I ran this set up for about 5 years. See Asterisk for more info. Every few months something changed, and I had to debug and fix it. Stuff like firewall issues and changing ip addresses. Twilio was fine, it was all stuff on my end.

The price for a single Twilio phone number is $1/month and another $1/month if you want 911 support. The rate for calls (inbound or outbound) is less than a penny a minute.

Twilio for Geo-CEG

Geo-CEG is a small non-profit. The board members live all over the place.

I got a Twilio account through their program to support non-profits.

Currently I have a little IVR that just offers to send your call to either me or Christian (press '1' or '2')

I want the number to be able to forward calls to whoever is "on call", and to store voice mails when no one is available.

Programmable SMS

You can use the same number to send and receive SMS calls. I tested it using the sample code by putting the PHP on my own server and then pointing the SMS URL at my server. It works. That's how I can receive SMS messages. I have not tried sending an SMS yet, except that the PHP code sends a reply back.

I set up a script in my dev SSL server, sms.php.

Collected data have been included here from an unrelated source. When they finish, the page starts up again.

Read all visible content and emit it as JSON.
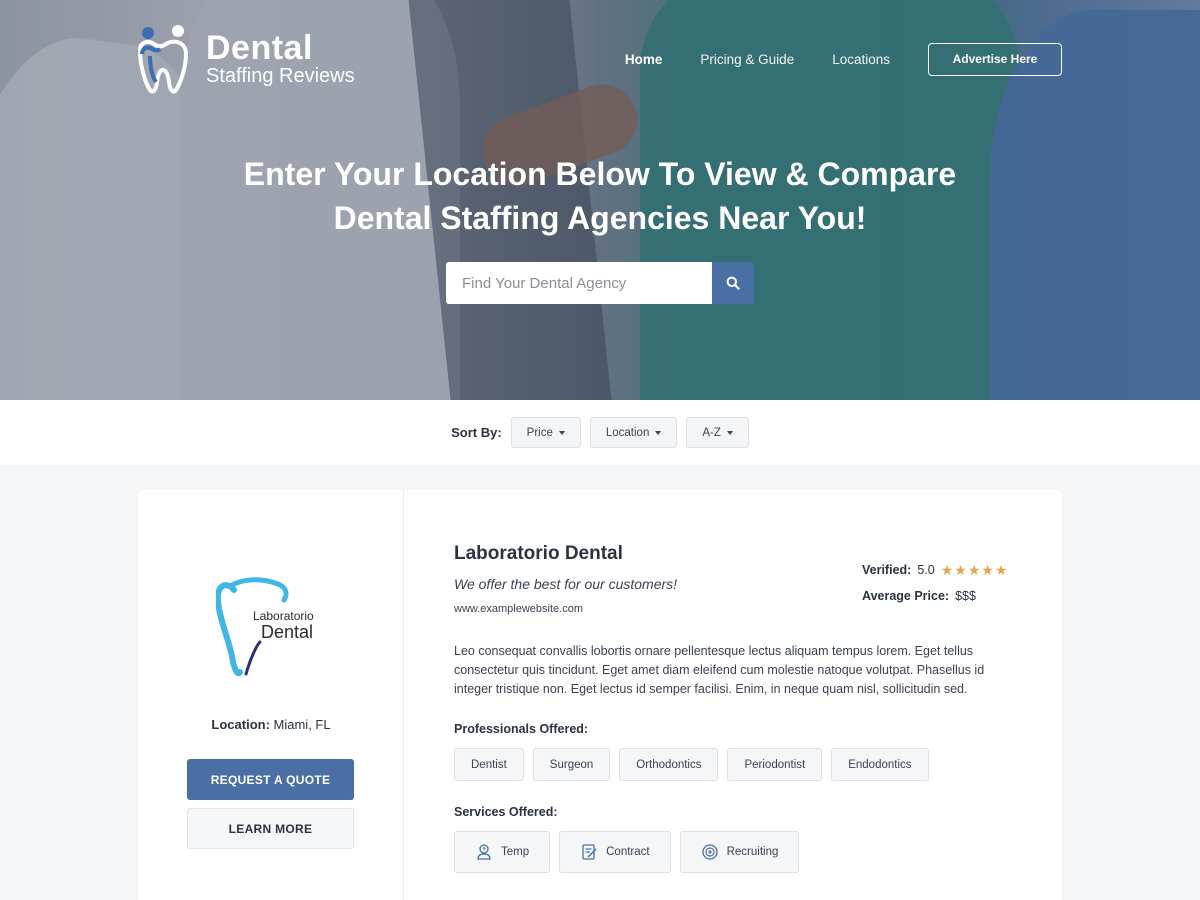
{
  "brand": {
    "line1": "Dental",
    "line2": "Staffing Reviews",
    "accent": "#4a6fa5"
  },
  "nav": {
    "items": [
      "Home",
      "Pricing & Guide",
      "Locations"
    ],
    "cta": "Advertise Here"
  },
  "hero": {
    "headline_light": "Enter Your Location Below To ",
    "headline_bold_1": "View & Compare",
    "headline_bold_2": "Dental Staffing Agencies Near You!",
    "search_placeholder": "Find Your Dental Agency",
    "search_icon": "search-icon"
  },
  "sort": {
    "label": "Sort By:",
    "options": [
      "Price",
      "Location",
      "A-Z"
    ]
  },
  "listing": {
    "logo_text_1": "Laboratorio",
    "logo_text_2": "Dental",
    "location_label": "Location:",
    "location_value": "Miami, FL",
    "quote_button": "REQUEST A QUOTE",
    "learn_button": "LEARN MORE",
    "name": "Laboratorio Dental",
    "tagline": "We offer the best for our customers!",
    "url": "www.examplewebsite.com",
    "verified_label": "Verified:",
    "rating": "5.0",
    "rating_stars": 5,
    "price_label": "Average Price:",
    "price_value": "$$$",
    "description": "Leo consequat convallis lobortis ornare pellentesque lectus aliquam tempus lorem. Eget tellus consectetur quis tincidunt. Eget amet diam eleifend cum molestie natoque volutpat. Phasellus id integer tristique non. Eget lectus id semper facilisi. Enim, in neque quam nisl, sollicitudin sed.",
    "professionals_title": "Professionals Offered:",
    "professionals": [
      "Dentist",
      "Surgeon",
      "Orthodontics",
      "Periodontist",
      "Endodontics"
    ],
    "services_title": "Services Offered:",
    "services": [
      {
        "label": "Temp",
        "icon": "clock-person-icon"
      },
      {
        "label": "Contract",
        "icon": "contract-icon"
      },
      {
        "label": "Recruiting",
        "icon": "target-icon"
      }
    ],
    "star_color": "#e7a44d"
  }
}
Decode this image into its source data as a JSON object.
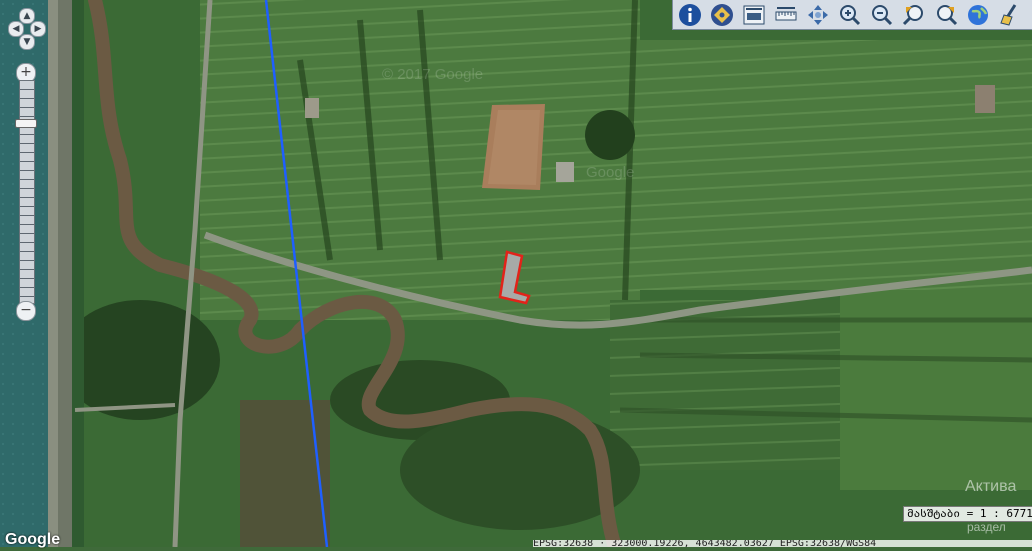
{
  "map": {
    "attribution": "Google",
    "watermark": "© 2017 Google",
    "scale_text": "მასშტაბი = 1 : 6771",
    "coords_text": "EPSG:32638  ·  323000.19226, 4643482.03627  EPSG:32638/WGS84",
    "activate_line1": "Актива",
    "activate_line2": "раздел"
  },
  "toolbar": {
    "tools": [
      {
        "name": "info-tool",
        "icon": "info-icon"
      },
      {
        "name": "layers-tool",
        "icon": "layers-icon"
      },
      {
        "name": "measure-area-tool",
        "icon": "ruler-area-icon"
      },
      {
        "name": "measure-length-tool",
        "icon": "ruler-icon"
      },
      {
        "name": "pan-tool",
        "icon": "move-icon"
      },
      {
        "name": "zoom-in-tool",
        "icon": "zoom-in-icon"
      },
      {
        "name": "zoom-out-tool",
        "icon": "zoom-out-icon"
      },
      {
        "name": "previous-extent-tool",
        "icon": "back-icon"
      },
      {
        "name": "next-extent-tool",
        "icon": "forward-icon"
      },
      {
        "name": "full-extent-tool",
        "icon": "globe-icon"
      },
      {
        "name": "clear-tool",
        "icon": "broom-icon"
      }
    ]
  },
  "zoom": {
    "plus": "+",
    "minus": "−"
  },
  "colors": {
    "parcel_fill": "#a7aaa8",
    "parcel_stroke": "#e2231a",
    "boundary_line": "#1f5fff",
    "river": "#6b5a43"
  }
}
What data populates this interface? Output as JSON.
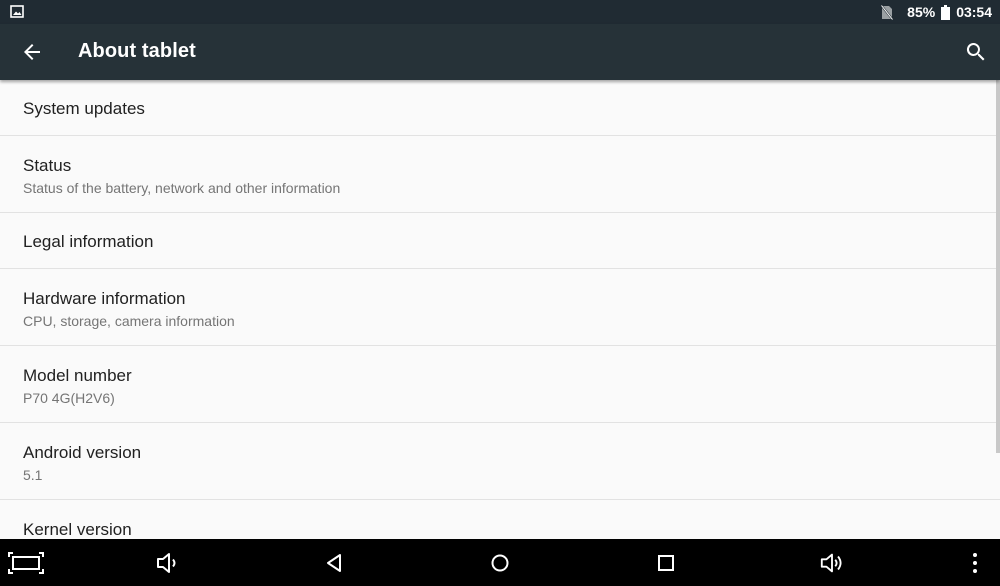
{
  "status_bar": {
    "battery_percent": "85%",
    "time": "03:54",
    "icons": [
      "gallery-icon",
      "no-sim-icon",
      "battery-icon"
    ]
  },
  "app_bar": {
    "title": "About tablet",
    "icons": [
      "back-arrow-icon",
      "search-icon"
    ]
  },
  "settings": [
    {
      "title": "System updates",
      "summary": ""
    },
    {
      "title": "Status",
      "summary": "Status of the battery, network and other information"
    },
    {
      "title": "Legal information",
      "summary": ""
    },
    {
      "title": "Hardware information",
      "summary": "CPU, storage, camera information"
    },
    {
      "title": "Model number",
      "summary": "P70 4G(H2V6)"
    },
    {
      "title": "Android version",
      "summary": "5.1"
    },
    {
      "title": "Kernel version",
      "summary": ""
    }
  ],
  "nav_bar": {
    "icons": [
      "screenshot-icon",
      "volume-down-icon",
      "back-icon",
      "home-icon",
      "recents-icon",
      "volume-up-icon",
      "overflow-menu-icon"
    ]
  }
}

I have written a Python Flask app to play with SMS more, see http://github.com/brian32768/twilio-weatherman It uses both Programmable SMS and Programmable Voice.

Programmable Voice

See the same app mentioned above, http://github.com/brian32768/twilio-weatherman

Take aways from Signal Conference 2015

Move stuff into Asterisk

Lots of stuff in Twilio space could be implemented in Asterisk space. But here at the end of 2016 I am now working on going the other direction. I have Asterisk working just fine but am thinking of dumping it in favor of OpenVBX.

My thought back then was that TWIML could be used to design IVR / autoattendant systems in Asterisk. Doing this could make it easy to implement a failover, primary would be Asterisk but if * is down then the same code would fire up and run in Twilio.

What Twilio is doing

What Twilio is doing is building a big company by (1) doing only the back end, no applications. They provide only APIs and you write your own applications. (2) Using cloud. Everything they do lives in Amazon. Based on that there must be some backend to connect to carriers that does not require anything but IP. :-) That is, they don't have big server rooms full of HT503's

They have that big giant corporation mentality. But they do make their services available to little fleas like us. I can buy one phone line for $1 a month.

Resources

Online resources

Twilio docs is of course the ultimate resource.

Twilio on Github

Books

Twilio Best Practices, Tim Rogers, Packt Pubs 2014 Good book, but it's more than 10 minutes old. ;-) Twilio is changing fast. Everything I looked at still applies, but Twilio adds new features all the time.